Their salaries provided the down payment on this bad boy.
Big building, nobody to staff it?
Ugh.
Innovation? Litigation.
Turns out the Trekkers are perhaps more litigious.
Cops
So basically thin the company down to a core product inno, legal, and marketing strategy and outsource all the other stuff?
buying a lot of storefronts and going dtc seems to square poorly with cutting staff.
It seems kind of rickety to me, but what do I know, I run at least one fewer bike corporations than the heads of Trekalized.
I think any for-profit company being run competently in this economic system and climate is gonna be cutting staff at this moment due to economic contraction. I don’t think it is a sign that business models are changing.
It’s definitely odd how much scrambling around there is at the big S. I have heard nothing like this going on at any of the brands I deal with. I suspect that most of them never really scaled up staff, over bought (but so much), or sank tons of cash into buying up storefronts.
I thought Trek was doing similar shenanigans with combo storefront buyout and dtc, but maybe not at the scale that S is into it.
I’m curious who at S is getting fired, the article just says 8% not what areas of the firm. Maybe it’s all their legal specialists and staff and they’ll be really chill about my new company, Epic Roubaix.
Call me petty, but I’m hoping this means my old dipshit boss who tried to become a Spesh influencer is finally unemployed
Probably not a ton of people here who pay for Strava but I found this interesting:
I subscribed at an annual rate in December 2021 and got an email that my monthly subscription was about to end and that I needed to update my payment information. I used a credit card and assume they saved the card details. I’m guessing this is a dark pattern to get me to consent to paying the more expensive monthly rate.
Good news guys, my romper and I survived the cut.
oooh I was going to start paying, but if they’re pulling this kind of horse hockey then no thank you
i mean, not the end of the world. its been $60 for like a decade and i value a lot of what it does for me as a means of organizing my rides, sharing rides, and keeping track of replacing wear items. it’s a lot of $$$ i could spend elsewhere but i’ve really come to value it.
(and nobody tell strava this but i would still pay $80 for a year)
I bought the premium rwgps last year for rando plannery
Hopefully I can recoup costs with whatever
Trek seemed more aggressive with retail expansion from where I sit. There seem to be more Trek stores in this city than Specialized. That doesn’t mean this is true, but just saying the scale might be even bigger?
I know someone who got surprise laid off at S years ago. I think they operate more like your run of the mill valueless corporation than other bike brands.
I’m not really worried about the price increase personally. I just think the way they’re handling it is a shitshow and it’s fascinating to watch.
Yeah, Strava seems worth the $5-8/mo fee.
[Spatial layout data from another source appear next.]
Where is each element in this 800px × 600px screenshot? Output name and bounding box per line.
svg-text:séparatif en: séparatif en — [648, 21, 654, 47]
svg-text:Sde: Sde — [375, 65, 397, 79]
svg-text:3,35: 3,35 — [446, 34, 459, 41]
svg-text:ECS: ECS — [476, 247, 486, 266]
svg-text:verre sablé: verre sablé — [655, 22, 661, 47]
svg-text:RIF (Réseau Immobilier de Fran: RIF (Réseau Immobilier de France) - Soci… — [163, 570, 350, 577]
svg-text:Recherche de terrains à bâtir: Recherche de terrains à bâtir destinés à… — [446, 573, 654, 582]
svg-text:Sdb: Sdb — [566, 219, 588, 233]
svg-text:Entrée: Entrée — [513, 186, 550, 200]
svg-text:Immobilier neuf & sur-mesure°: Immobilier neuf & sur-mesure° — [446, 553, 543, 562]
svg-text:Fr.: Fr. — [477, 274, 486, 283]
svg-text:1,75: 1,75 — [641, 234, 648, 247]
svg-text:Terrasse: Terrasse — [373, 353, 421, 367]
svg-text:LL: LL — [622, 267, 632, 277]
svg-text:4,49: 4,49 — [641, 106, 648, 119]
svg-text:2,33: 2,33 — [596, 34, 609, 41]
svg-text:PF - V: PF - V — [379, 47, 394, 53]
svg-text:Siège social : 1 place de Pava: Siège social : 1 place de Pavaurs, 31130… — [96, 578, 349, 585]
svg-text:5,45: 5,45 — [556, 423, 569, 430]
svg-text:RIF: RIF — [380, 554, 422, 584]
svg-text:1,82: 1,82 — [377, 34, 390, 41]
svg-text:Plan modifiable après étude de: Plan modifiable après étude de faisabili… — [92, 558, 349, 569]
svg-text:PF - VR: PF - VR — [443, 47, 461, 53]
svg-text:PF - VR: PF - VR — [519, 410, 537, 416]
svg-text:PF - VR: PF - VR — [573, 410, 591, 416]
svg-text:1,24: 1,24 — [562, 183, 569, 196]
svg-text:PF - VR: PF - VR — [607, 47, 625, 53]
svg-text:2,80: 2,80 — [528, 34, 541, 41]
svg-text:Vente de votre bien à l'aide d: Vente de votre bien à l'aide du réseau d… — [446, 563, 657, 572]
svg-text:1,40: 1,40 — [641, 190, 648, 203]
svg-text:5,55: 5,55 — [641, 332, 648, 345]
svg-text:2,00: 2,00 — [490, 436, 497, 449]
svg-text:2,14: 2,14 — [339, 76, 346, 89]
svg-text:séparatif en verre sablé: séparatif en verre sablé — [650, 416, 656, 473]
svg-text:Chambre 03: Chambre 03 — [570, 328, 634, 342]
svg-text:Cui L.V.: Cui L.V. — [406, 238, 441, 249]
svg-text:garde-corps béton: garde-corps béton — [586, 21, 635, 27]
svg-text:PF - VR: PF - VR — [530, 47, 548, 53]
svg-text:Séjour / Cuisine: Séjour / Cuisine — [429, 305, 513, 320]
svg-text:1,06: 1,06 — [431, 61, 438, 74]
I think mine renews in July, hopefully by then they have clarified all of this stuff and not tried to hide the actual cost behind a bunch of text.
I think that they’ve been responding to shareholder pressure for longer, which would certainly correlate there.
Their takeovers also fly under the radar because the shops keep their original name. Based off what I saw here, they barely have an idea of what they’re doing (inventory, some staffing bits), and just hoping it all pans out. Also, as was pointed out, they did a lot of this during pandemic. One would hope they understood that the numbers presented to them for sales wouldn’t continue endlessly, but who knows.
I know they finally decided to sell the Giant and cannondale stock we had basically at cost to get rid of it a few months post-take over. A few good deals for normies just walking in if it was close to their size and spec.